2. Explore the Network
Brushing on the network unveils patterns of taxonomic composition and typical trajectories. You can also zoom into specific taxonomic annotations by applying filters.
3. Investigate Feature Details and Related Function Annotations
Delve into the feature table to examine the specifics of the features within the selected clusters. Explore additional related function annotations using the drop-down options. Click on the provided links to access online information about the items of interest. The interface encourages iterative exploration, enabling you to conduct multiple steps to answer specific questions, such as comparing pattern distributions between two functions or identifying functionally important community members metabolizing a feature of interest.

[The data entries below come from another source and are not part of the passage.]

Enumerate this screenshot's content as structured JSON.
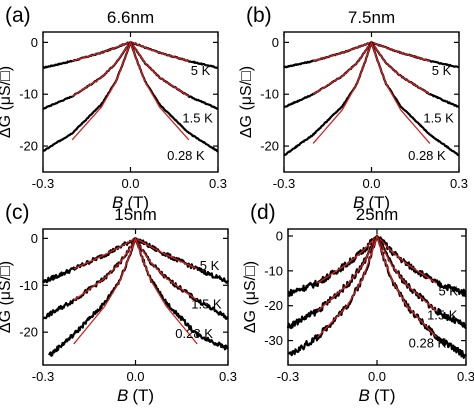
{
  "figure": {
    "y_axis_label": "ΔG (μS/□)",
    "x_axis_label_symbol": "B",
    "x_axis_label_unit": "(T)"
  },
  "chart_data": [
    {
      "panel": "(a)",
      "type": "line",
      "title": "6.6nm",
      "xlim": [
        -0.3,
        0.3
      ],
      "ylim": [
        -25,
        2
      ],
      "xticks": [
        -0.3,
        0,
        0.3
      ],
      "yticks": [
        0,
        -10,
        -20
      ],
      "xtick_labels": [
        "-0.3",
        "0.0",
        "0.3"
      ],
      "ytick_labels": [
        "0",
        "-10",
        "-20"
      ],
      "noise": 0.1,
      "series": [
        {
          "name": "5 K",
          "label_x": 0.24,
          "label_y": -6.3,
          "x": [
            -0.3,
            -0.2,
            -0.1,
            -0.05,
            -0.02,
            0,
            0.02,
            0.05,
            0.1,
            0.2,
            0.3
          ],
          "y": [
            -4.9,
            -3.6,
            -2.0,
            -1.0,
            -0.3,
            0,
            -0.3,
            -1.0,
            -2.0,
            -3.6,
            -4.9
          ],
          "fit_x": [
            -0.2,
            -0.1,
            -0.05,
            -0.02,
            0,
            0.02,
            0.05,
            0.1,
            0.2
          ],
          "fit_y": [
            -3.6,
            -2.0,
            -1.0,
            -0.3,
            0,
            -0.3,
            -1.0,
            -2.0,
            -3.6
          ]
        },
        {
          "name": "1.5 K",
          "label_x": 0.23,
          "label_y": -15.5,
          "x": [
            -0.3,
            -0.2,
            -0.1,
            -0.05,
            -0.02,
            0,
            0.02,
            0.05,
            0.1,
            0.2,
            0.3
          ],
          "y": [
            -12.8,
            -10.4,
            -6.8,
            -4.0,
            -1.5,
            0,
            -1.5,
            -4.0,
            -6.8,
            -10.4,
            -12.8
          ],
          "fit_x": [
            -0.2,
            -0.1,
            -0.05,
            -0.02,
            0,
            0.02,
            0.05,
            0.1,
            0.2
          ],
          "fit_y": [
            -10.4,
            -6.8,
            -4.0,
            -1.5,
            0,
            -1.5,
            -4.0,
            -6.8,
            -10.4
          ]
        },
        {
          "name": "0.28 K",
          "label_x": 0.19,
          "label_y": -22.7,
          "x": [
            -0.3,
            -0.2,
            -0.1,
            -0.05,
            -0.02,
            0,
            0.02,
            0.05,
            0.1,
            0.2,
            0.3
          ],
          "y": [
            -21.0,
            -17.5,
            -12.0,
            -7.5,
            -3.2,
            0,
            -3.2,
            -7.5,
            -12.0,
            -17.5,
            -21.0
          ],
          "fit_x": [
            -0.2,
            -0.1,
            -0.05,
            -0.02,
            0,
            0.02,
            0.05,
            0.1,
            0.2
          ],
          "fit_y": [
            -18.8,
            -12.5,
            -7.6,
            -3.2,
            0,
            -3.2,
            -7.6,
            -12.5,
            -18.8
          ]
        }
      ]
    },
    {
      "panel": "(b)",
      "type": "line",
      "title": "7.5nm",
      "xlim": [
        -0.3,
        0.3
      ],
      "ylim": [
        -25,
        2
      ],
      "xticks": [
        -0.3,
        0,
        0.3
      ],
      "yticks": [
        0,
        -10,
        -20
      ],
      "xtick_labels": [
        "-0.3",
        "0.0",
        "0.3"
      ],
      "ytick_labels": [
        "0",
        "-10",
        "-20"
      ],
      "noise": 0.1,
      "series": [
        {
          "name": "5 K",
          "label_x": 0.24,
          "label_y": -6.3,
          "x": [
            -0.3,
            -0.2,
            -0.1,
            -0.05,
            -0.02,
            0,
            0.02,
            0.05,
            0.1,
            0.2,
            0.3
          ],
          "y": [
            -4.8,
            -3.6,
            -2.0,
            -1.0,
            -0.4,
            0,
            -0.4,
            -1.0,
            -2.0,
            -3.6,
            -4.8
          ],
          "fit_x": [
            -0.2,
            -0.1,
            -0.05,
            -0.02,
            0,
            0.02,
            0.05,
            0.1,
            0.2
          ],
          "fit_y": [
            -3.6,
            -2.0,
            -1.0,
            -0.4,
            0,
            -0.4,
            -1.0,
            -2.0,
            -3.6
          ]
        },
        {
          "name": "1.5 K",
          "label_x": 0.23,
          "label_y": -15.5,
          "x": [
            -0.3,
            -0.2,
            -0.1,
            -0.05,
            -0.02,
            0,
            0.02,
            0.05,
            0.1,
            0.2,
            0.3
          ],
          "y": [
            -12.5,
            -10.0,
            -6.5,
            -4.0,
            -1.6,
            0,
            -1.6,
            -4.0,
            -6.5,
            -10.0,
            -12.5
          ],
          "fit_x": [
            -0.2,
            -0.1,
            -0.05,
            -0.02,
            0,
            0.02,
            0.05,
            0.1,
            0.2
          ],
          "fit_y": [
            -10.0,
            -6.5,
            -4.0,
            -1.6,
            0,
            -1.6,
            -4.0,
            -6.5,
            -10.0
          ]
        },
        {
          "name": "0.28 K",
          "label_x": 0.19,
          "label_y": -22.7,
          "x": [
            -0.3,
            -0.2,
            -0.1,
            -0.05,
            -0.02,
            0,
            0.02,
            0.05,
            0.1,
            0.2,
            0.3
          ],
          "y": [
            -21.8,
            -17.8,
            -12.3,
            -8.0,
            -3.4,
            0,
            -3.4,
            -8.0,
            -12.3,
            -17.8,
            -21.8
          ],
          "fit_x": [
            -0.2,
            -0.1,
            -0.05,
            -0.02,
            0,
            0.02,
            0.05,
            0.1,
            0.2
          ],
          "fit_y": [
            -19.5,
            -13.0,
            -8.0,
            -3.4,
            0,
            -3.4,
            -8.0,
            -13.0,
            -19.5
          ]
        }
      ]
    },
    {
      "panel": "(c)",
      "type": "line",
      "title": "15nm",
      "xlim": [
        -0.3,
        0.3
      ],
      "ylim": [
        -27,
        2
      ],
      "xticks": [
        -0.3,
        0,
        0.3
      ],
      "yticks": [
        0,
        -10,
        -20
      ],
      "xtick_labels": [
        "-0.3",
        "0.0",
        "0.3"
      ],
      "ytick_labels": [
        "0",
        "-10",
        "-20"
      ],
      "noise": 0.45,
      "series": [
        {
          "name": "5 K",
          "label_x": 0.24,
          "label_y": -6.7,
          "x": [
            -0.3,
            -0.2,
            -0.1,
            -0.05,
            -0.02,
            0,
            0.02,
            0.05,
            0.1,
            0.2,
            0.3
          ],
          "y": [
            -9.3,
            -6.5,
            -3.5,
            -1.8,
            -0.7,
            0,
            -0.7,
            -1.8,
            -3.5,
            -6.5,
            -9.3
          ],
          "fit_x": [
            -0.2,
            -0.1,
            -0.05,
            -0.02,
            0,
            0.02,
            0.05,
            0.1,
            0.2
          ],
          "fit_y": [
            -6.5,
            -3.5,
            -1.8,
            -0.7,
            0,
            -0.7,
            -1.8,
            -3.5,
            -6.5
          ]
        },
        {
          "name": "1.5 K",
          "label_x": 0.23,
          "label_y": -15.0,
          "x": [
            -0.3,
            -0.2,
            -0.1,
            -0.05,
            -0.02,
            0,
            0.02,
            0.05,
            0.1,
            0.2,
            0.3
          ],
          "y": [
            -17.0,
            -13.2,
            -8.5,
            -5.2,
            -2.3,
            0,
            -2.3,
            -5.2,
            -8.5,
            -13.2,
            -17.0
          ],
          "fit_x": [
            -0.2,
            -0.1,
            -0.05,
            -0.02,
            0,
            0.02,
            0.05,
            0.1,
            0.2
          ],
          "fit_y": [
            -13.2,
            -8.5,
            -5.2,
            -2.3,
            0,
            -2.3,
            -5.2,
            -8.5,
            -13.2
          ]
        },
        {
          "name": "0.28 K",
          "label_x": 0.19,
          "label_y": -21.2,
          "x": [
            -0.28,
            -0.2,
            -0.1,
            -0.05,
            -0.02,
            0,
            0.02,
            0.05,
            0.1,
            0.2,
            0.3
          ],
          "y": [
            -25.0,
            -20.5,
            -13.8,
            -8.8,
            -3.8,
            0,
            -3.8,
            -8.8,
            -13.8,
            -20.5,
            -23.5
          ],
          "fit_x": [
            -0.2,
            -0.1,
            -0.05,
            -0.02,
            0,
            0.02,
            0.05,
            0.1,
            0.2
          ],
          "fit_y": [
            -22.5,
            -14.5,
            -9.0,
            -3.8,
            0,
            -3.8,
            -9.0,
            -14.5,
            -22.5
          ]
        }
      ]
    },
    {
      "panel": "(d)",
      "type": "line",
      "title": "25nm",
      "xlim": [
        -0.3,
        0.3
      ],
      "ylim": [
        -37,
        2
      ],
      "xticks": [
        -0.3,
        0,
        0.3
      ],
      "yticks": [
        0,
        -10,
        -20,
        -30
      ],
      "xtick_labels": [
        "-0.3",
        "0.0",
        "0.3"
      ],
      "ytick_labels": [
        "0",
        "-10",
        "-20",
        "-30"
      ],
      "noise": 0.9,
      "series": [
        {
          "name": "5 K",
          "label_x": 0.24,
          "label_y": -17.0,
          "x": [
            -0.3,
            -0.2,
            -0.1,
            -0.05,
            -0.02,
            0,
            0.02,
            0.05,
            0.1,
            0.2,
            0.3
          ],
          "y": [
            -16.5,
            -13.5,
            -8.0,
            -4.5,
            -1.8,
            0,
            -1.8,
            -4.5,
            -8.0,
            -13.5,
            -16.5
          ],
          "fit_x": [
            -0.2,
            -0.1,
            -0.05,
            -0.02,
            0,
            0.02,
            0.05,
            0.1,
            0.2
          ],
          "fit_y": [
            -13.5,
            -8.0,
            -4.5,
            -1.8,
            0,
            -1.8,
            -4.5,
            -8.0,
            -13.5
          ]
        },
        {
          "name": "1.5 K",
          "label_x": 0.22,
          "label_y": -24.0,
          "x": [
            -0.3,
            -0.2,
            -0.1,
            -0.05,
            -0.02,
            0,
            0.02,
            0.05,
            0.1,
            0.2,
            0.3
          ],
          "y": [
            -26.0,
            -21.5,
            -14.0,
            -8.5,
            -3.5,
            0,
            -3.5,
            -8.5,
            -14.0,
            -21.5,
            -26.0
          ],
          "fit_x": [
            -0.2,
            -0.1,
            -0.05,
            -0.02,
            0,
            0.02,
            0.05,
            0.1,
            0.2
          ],
          "fit_y": [
            -21.5,
            -14.0,
            -8.5,
            -3.5,
            0,
            -3.5,
            -8.5,
            -14.0,
            -21.5
          ]
        },
        {
          "name": "0.28 K",
          "label_x": 0.17,
          "label_y": -32.0,
          "x": [
            -0.3,
            -0.2,
            -0.1,
            -0.05,
            -0.02,
            0,
            0.02,
            0.05,
            0.1,
            0.2,
            0.3
          ],
          "y": [
            -34.5,
            -29.0,
            -20.0,
            -12.5,
            -5.5,
            0,
            -5.5,
            -12.5,
            -20.0,
            -29.0,
            -34.5
          ],
          "fit_x": [
            -0.2,
            -0.1,
            -0.05,
            -0.02,
            0,
            0.02,
            0.05,
            0.1,
            0.2
          ],
          "fit_y": [
            -29.0,
            -20.0,
            -12.5,
            -5.5,
            0,
            -5.5,
            -12.5,
            -20.0,
            -29.0
          ]
        }
      ]
    }
  ]
}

Related Visualization Outputs
The following visualizations are integrated into the dashboard, so there’s no need to run function for each plot individually. We’ve linked a stacked bar plot and a ribbon plot with the network to facilitate focus and context explorations. This setup helps in detecting similar longitudinal patterns and understanding their relationships.
Network Plot
The network plot is a powerful visualization tool that displays the relationships between different groups or features within your data. In MolPad, the network plot helps to identify clusters of features that share similar patterns, revealing underlying connections that might not be immediately obvious. By visualizing these connections, users can gain a clearer understanding of the structure within their data, making it easier to pinpoint significant associations and trends.
Stack Bar Plot
The stacked bar plot provides a detailed view of the composition of each cluster or group in your dataset. By stacking different categories on top of each other within a single bar, this plot allows for a quick comparison of relative proportions across multiple groups. This is particularly useful in microbiome experiments where understanding the distribution of taxa across different conditions or time points is crucial. The stacked bar plot makes it easy to see how these distributions change between experimental conditions, facilitating deeper insights.
Ribbon Plot
The ribbon plot is designed to visualize changes over time, making it an ideal tool for tracking longitudinal data. In MolPad, the ribbon plot illustrates how the abundance or expression levels of features vary across different time points or conditions. The smooth, flowing design of the ribbons helps to emphasize trends and patterns, enabling users to quickly identify periods of significant change or stability. This plot is particularly advantageous when comparing multiple groups, as it clearly shows overlapping trends and divergences, providing a comprehensive view of temporal dynamics in the data.